When so much policy focus is on the relative merits of skills versus academic education, or on which level of training delivers the best benefits, or whether employer-led programmes have a palpable benefit over government-led ones, it seems clear that there should be less guesswork and more evidence-based decision-making. It is good news that the government announced a new Skills and Productivity Board last year to lead on data, but currently its remit seems to be related to delivery, not impact. That, of course, may change.

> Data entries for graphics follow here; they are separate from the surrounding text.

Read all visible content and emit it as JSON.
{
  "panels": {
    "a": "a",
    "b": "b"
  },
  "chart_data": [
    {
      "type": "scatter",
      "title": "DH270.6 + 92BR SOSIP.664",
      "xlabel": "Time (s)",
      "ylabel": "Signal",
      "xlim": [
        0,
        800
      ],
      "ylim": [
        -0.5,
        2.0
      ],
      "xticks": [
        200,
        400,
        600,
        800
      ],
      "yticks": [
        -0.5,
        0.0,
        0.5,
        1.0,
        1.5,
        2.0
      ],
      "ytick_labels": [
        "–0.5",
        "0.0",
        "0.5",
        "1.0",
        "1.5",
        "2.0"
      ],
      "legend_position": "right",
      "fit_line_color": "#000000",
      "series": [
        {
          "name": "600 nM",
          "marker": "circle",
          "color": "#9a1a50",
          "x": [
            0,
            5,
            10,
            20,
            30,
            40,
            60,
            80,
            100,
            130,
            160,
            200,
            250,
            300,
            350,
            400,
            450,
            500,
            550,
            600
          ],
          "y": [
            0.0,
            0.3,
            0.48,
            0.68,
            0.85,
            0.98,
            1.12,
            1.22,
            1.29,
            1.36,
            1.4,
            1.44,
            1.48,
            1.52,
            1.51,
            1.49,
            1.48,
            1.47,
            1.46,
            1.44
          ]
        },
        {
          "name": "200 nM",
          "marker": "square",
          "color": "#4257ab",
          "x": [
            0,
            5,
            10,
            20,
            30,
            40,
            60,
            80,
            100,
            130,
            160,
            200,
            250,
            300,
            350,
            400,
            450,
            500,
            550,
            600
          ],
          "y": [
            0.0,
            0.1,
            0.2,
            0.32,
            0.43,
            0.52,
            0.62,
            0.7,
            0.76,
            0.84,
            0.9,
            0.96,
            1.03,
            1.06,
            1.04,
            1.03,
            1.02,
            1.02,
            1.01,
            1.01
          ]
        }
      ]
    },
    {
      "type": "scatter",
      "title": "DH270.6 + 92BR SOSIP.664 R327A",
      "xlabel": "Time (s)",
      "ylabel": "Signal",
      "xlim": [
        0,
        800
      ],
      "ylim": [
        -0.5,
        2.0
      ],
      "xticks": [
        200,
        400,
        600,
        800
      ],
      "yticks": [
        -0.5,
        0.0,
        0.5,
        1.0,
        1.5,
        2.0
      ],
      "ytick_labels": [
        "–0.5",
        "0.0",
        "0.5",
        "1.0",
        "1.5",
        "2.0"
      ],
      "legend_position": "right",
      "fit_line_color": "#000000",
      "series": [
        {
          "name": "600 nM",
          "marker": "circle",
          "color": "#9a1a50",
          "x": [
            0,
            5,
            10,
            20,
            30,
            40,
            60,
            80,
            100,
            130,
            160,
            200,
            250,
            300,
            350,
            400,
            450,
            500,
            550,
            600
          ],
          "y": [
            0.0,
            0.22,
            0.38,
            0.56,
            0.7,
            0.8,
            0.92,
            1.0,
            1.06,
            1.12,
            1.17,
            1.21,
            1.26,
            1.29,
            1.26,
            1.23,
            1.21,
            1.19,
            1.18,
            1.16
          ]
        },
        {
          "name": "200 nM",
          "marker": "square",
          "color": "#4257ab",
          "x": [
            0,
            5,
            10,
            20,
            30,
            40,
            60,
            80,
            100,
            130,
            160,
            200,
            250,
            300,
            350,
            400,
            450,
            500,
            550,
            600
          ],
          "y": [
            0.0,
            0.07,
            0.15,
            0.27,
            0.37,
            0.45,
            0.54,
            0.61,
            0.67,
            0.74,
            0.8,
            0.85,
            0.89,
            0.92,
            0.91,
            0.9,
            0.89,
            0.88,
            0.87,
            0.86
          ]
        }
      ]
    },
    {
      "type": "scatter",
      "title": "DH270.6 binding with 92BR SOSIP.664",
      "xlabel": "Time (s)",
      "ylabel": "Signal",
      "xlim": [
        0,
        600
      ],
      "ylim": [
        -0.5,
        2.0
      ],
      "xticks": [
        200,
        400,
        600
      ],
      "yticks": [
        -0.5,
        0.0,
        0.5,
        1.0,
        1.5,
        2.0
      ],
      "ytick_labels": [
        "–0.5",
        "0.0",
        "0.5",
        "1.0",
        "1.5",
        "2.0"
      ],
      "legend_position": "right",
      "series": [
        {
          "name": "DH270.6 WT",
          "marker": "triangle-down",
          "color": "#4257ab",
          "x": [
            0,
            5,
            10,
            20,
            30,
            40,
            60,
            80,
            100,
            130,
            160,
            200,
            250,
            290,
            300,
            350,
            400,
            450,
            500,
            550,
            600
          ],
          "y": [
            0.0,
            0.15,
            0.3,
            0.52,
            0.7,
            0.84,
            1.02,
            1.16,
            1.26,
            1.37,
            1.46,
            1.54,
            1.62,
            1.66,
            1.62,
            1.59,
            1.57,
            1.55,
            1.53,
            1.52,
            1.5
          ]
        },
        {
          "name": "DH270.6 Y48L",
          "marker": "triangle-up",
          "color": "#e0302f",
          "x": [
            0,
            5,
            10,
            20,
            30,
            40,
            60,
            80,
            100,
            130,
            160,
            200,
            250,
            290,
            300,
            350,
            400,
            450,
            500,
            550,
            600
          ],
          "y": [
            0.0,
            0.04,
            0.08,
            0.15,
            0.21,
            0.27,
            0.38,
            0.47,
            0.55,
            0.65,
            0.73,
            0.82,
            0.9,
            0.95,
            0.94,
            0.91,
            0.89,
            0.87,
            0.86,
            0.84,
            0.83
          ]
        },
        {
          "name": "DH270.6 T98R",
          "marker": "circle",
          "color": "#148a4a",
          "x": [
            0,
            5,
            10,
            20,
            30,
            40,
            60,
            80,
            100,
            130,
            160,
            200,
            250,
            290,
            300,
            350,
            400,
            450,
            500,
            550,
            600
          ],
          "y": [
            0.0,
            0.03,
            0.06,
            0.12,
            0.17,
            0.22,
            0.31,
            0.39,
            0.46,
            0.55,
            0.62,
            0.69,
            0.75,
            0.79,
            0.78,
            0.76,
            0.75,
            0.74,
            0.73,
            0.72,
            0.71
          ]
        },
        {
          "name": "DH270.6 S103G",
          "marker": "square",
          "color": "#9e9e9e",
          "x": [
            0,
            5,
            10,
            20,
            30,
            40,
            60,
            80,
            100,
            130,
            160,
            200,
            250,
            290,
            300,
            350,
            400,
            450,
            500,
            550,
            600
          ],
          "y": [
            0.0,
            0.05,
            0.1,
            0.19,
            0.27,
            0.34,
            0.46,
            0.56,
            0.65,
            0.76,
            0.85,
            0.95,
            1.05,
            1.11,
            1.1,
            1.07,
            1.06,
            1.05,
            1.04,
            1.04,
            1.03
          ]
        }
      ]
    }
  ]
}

For example, as trends have indicated the rapid growth of Level 4 and above apprenticeships – largely driven by employer demand – we really do need to know what impact this has had on core indices of economic growth, productivity and life chances compared to traditional educational routes.
Does more emphasis need to be placed on Levels 2 and 3, or on progression through various levels, not solely because of social justice but hard economic realities? Should the government be less reliant on employer-led initiatives, particularly when it comes to labour market needs, where making use of big data can help plan provision? And is the spending on apprenticeships enough for the impact it needs to have?
The benefits to the nation and our fellow citizens of a functioning vocational training system are so large that policy should be based on long-term, holistic data. We need to move away from the current situation where different lobby groups each attempt to shout louder in order to have their opinion prevail.
- The 2016 NAO report says that the benefits of apprenticeships over traditional learning when considering ROI is particularly notable at Levels 2 and 3 (this was when frameworks were dominant). However, “the advantage fades away when total funding from government, employer and learner is considered.” Again, this assessment is only based on wage premiums and not on the long-term economic benefits to the economy and individuals from the skills and experience accrued.
Dr Deborah Talbot, Employment and Education Editor, MWS Technology Ltd.